Purpose & Capability
noteThe skill name/description (convert YouTube videos into clips) aligns with the runtime instructions which call a remote 'nemovideo' API and require a NEMO_TOKEN. That credential and the described endpoints are coherent with the stated purpose. However, the published registry metadata reported 'required config paths: none' while the SKILL.md frontmatter declares a configPaths entry (~/.config/nemovideo/), an inconsistency that is unexplained.
Instruction Scope
noteSKILL.md is clear about the flow: check for NEMO_TOKEN, obtain an anonymous token via the service if missing, create sessions, upload files or URLs, poll render status, and return download URLs. All file/network actions are directed to the stated backend. The notable runtime behavior is that user video files (or local file paths) will be uploaded to an external endpoint — expected for this capability but important for privacy.

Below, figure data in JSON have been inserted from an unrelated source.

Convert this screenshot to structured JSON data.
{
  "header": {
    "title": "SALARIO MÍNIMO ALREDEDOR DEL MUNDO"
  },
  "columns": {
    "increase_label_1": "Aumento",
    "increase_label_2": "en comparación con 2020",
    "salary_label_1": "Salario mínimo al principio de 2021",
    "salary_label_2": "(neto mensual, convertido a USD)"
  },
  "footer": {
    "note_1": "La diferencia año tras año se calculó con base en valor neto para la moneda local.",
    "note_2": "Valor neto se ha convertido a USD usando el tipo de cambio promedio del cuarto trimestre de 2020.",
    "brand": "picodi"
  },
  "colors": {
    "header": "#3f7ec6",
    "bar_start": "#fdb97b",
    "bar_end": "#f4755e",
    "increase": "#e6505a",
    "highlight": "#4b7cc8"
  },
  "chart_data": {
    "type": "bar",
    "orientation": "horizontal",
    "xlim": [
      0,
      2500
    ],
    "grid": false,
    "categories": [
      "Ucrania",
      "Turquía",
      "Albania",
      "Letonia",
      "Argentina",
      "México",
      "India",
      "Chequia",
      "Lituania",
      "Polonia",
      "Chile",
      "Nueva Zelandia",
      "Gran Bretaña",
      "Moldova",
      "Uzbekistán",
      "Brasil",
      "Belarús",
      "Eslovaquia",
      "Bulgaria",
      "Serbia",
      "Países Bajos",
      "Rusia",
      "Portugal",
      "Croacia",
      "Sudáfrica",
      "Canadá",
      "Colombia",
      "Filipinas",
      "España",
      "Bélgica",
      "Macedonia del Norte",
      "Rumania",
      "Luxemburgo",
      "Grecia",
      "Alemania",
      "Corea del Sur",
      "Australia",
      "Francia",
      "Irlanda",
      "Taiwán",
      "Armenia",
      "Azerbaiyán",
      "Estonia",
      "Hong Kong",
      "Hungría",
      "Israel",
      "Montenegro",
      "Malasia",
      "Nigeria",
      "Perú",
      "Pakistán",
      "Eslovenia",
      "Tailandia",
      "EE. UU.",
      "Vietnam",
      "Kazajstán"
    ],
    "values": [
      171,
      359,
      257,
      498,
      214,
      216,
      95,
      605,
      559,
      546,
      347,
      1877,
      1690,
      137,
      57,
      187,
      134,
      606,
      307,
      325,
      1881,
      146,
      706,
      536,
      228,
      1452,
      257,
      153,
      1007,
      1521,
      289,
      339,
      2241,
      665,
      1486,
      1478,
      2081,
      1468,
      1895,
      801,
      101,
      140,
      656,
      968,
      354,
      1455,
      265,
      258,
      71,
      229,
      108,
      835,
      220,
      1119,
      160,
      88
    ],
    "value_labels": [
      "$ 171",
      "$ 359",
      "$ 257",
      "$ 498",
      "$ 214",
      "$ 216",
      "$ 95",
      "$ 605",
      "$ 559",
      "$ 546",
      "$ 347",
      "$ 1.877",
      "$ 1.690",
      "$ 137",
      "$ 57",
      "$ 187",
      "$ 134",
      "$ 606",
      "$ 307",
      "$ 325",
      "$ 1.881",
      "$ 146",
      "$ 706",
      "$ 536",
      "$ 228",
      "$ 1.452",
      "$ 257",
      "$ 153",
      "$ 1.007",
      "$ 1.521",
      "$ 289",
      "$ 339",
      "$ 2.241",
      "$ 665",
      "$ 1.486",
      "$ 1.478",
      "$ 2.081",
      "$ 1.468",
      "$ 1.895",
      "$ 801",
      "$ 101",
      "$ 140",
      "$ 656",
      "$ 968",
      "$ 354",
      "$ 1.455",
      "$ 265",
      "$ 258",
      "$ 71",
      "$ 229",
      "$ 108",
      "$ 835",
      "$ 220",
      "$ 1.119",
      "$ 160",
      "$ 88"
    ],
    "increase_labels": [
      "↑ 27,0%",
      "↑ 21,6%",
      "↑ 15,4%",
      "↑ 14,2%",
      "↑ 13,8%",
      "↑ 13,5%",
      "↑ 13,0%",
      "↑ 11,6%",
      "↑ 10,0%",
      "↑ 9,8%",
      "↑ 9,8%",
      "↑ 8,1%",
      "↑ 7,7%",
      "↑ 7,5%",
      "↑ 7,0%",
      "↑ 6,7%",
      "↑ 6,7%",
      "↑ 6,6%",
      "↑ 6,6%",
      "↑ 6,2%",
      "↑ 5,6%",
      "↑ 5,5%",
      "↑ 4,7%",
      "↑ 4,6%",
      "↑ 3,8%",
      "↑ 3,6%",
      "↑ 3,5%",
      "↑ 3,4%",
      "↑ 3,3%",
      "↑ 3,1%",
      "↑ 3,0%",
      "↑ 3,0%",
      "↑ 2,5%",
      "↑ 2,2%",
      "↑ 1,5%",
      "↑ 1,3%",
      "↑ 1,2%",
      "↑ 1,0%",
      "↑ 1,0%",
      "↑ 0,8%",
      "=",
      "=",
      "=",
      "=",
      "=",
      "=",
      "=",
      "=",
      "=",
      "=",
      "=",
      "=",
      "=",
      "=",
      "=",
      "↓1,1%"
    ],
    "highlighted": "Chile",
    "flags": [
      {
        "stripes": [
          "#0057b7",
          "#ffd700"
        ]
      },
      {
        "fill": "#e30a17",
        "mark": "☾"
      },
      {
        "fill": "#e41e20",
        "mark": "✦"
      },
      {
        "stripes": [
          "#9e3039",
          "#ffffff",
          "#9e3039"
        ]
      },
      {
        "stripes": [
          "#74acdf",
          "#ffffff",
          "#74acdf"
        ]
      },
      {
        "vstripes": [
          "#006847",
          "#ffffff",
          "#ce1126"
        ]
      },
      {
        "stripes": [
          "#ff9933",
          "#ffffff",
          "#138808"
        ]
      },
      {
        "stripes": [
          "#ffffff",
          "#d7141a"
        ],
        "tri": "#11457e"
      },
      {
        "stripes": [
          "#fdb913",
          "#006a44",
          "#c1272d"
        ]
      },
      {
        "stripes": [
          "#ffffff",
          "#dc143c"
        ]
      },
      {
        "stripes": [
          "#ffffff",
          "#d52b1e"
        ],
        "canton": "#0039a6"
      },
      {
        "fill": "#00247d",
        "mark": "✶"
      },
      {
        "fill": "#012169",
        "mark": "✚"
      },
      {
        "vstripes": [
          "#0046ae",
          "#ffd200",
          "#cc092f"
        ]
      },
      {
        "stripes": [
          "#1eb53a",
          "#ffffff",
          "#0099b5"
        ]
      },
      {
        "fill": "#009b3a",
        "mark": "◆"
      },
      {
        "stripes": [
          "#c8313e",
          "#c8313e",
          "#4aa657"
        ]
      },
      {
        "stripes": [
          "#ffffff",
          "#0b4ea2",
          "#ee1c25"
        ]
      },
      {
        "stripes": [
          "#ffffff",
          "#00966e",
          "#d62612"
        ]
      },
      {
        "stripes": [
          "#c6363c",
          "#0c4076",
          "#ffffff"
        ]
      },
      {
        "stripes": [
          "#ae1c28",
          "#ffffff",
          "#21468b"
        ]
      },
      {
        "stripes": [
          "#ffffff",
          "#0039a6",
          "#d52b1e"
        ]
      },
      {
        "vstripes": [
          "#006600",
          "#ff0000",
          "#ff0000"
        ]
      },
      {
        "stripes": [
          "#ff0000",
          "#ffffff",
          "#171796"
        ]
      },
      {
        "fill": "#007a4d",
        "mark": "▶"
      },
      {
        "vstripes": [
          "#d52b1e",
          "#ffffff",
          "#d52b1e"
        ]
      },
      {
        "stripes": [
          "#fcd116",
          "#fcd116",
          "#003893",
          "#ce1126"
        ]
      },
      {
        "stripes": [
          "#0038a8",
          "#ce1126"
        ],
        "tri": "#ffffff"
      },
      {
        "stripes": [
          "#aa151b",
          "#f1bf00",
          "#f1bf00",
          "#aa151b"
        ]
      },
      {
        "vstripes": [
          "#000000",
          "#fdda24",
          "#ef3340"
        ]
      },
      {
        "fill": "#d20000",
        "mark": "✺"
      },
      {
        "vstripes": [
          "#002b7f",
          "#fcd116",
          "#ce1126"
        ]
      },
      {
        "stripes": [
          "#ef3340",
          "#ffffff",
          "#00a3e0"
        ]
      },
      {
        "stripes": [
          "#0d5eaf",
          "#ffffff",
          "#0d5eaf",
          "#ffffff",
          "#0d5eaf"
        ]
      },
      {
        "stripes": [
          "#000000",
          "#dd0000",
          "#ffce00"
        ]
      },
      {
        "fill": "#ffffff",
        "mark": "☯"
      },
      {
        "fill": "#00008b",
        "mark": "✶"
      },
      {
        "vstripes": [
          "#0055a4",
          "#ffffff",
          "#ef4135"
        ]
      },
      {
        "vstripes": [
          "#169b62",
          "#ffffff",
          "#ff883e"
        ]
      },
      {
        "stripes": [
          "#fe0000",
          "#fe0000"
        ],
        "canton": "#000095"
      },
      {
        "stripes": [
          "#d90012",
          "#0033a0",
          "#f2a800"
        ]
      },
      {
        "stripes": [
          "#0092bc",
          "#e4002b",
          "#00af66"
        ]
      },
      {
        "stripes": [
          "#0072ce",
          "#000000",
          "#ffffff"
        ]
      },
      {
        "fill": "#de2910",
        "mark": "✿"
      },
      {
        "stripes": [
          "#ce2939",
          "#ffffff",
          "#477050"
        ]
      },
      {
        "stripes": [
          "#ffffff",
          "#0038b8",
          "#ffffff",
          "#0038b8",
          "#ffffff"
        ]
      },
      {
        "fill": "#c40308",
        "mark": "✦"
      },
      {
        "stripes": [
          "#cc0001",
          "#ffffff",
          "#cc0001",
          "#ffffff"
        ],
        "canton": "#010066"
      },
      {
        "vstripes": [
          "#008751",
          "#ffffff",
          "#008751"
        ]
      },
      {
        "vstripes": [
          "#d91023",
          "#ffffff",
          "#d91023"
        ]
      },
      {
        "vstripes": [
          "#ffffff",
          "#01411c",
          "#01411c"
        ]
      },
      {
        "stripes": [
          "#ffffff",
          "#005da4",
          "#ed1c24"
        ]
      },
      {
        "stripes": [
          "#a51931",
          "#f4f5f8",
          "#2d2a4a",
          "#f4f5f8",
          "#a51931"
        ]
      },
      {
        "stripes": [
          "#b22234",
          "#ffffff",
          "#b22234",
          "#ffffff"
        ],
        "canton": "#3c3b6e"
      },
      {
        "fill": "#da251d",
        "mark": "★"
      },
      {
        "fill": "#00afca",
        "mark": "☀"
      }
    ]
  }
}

The instructions do not ask the agent to read arbitrary system secrets or unrelated files, but they do reference uploading local file paths and a config path in the frontmatter (mismatch with registry).
Install Mechanism
okNo install spec and no code files — instruction-only skill. This minimizes installation risk (nothing written to disk by the registry).
Credentials
noteOnly a single credential is required (NEMO_TOKEN), which is proportional to a cloud API client. The skill will also obtain an anonymous token from the remote service if NEMO_TOKEN is absent. The frontmatter's configPaths entry (~/.config/nemovideo/) is declared in SKILL.md but not in the registry's 'required config paths' — this discrepancy should be resolved; if the skill actually needs to read that path, it raises additional scope and privacy considerations.
Persistence & Privilege
okThe skill is not always-enabled and does not request system-wide privileges. It uses ephemeral session tokens and normal API calls. Autonomous invocation (model-driven use) is allowed by default but is not a unique red flag here.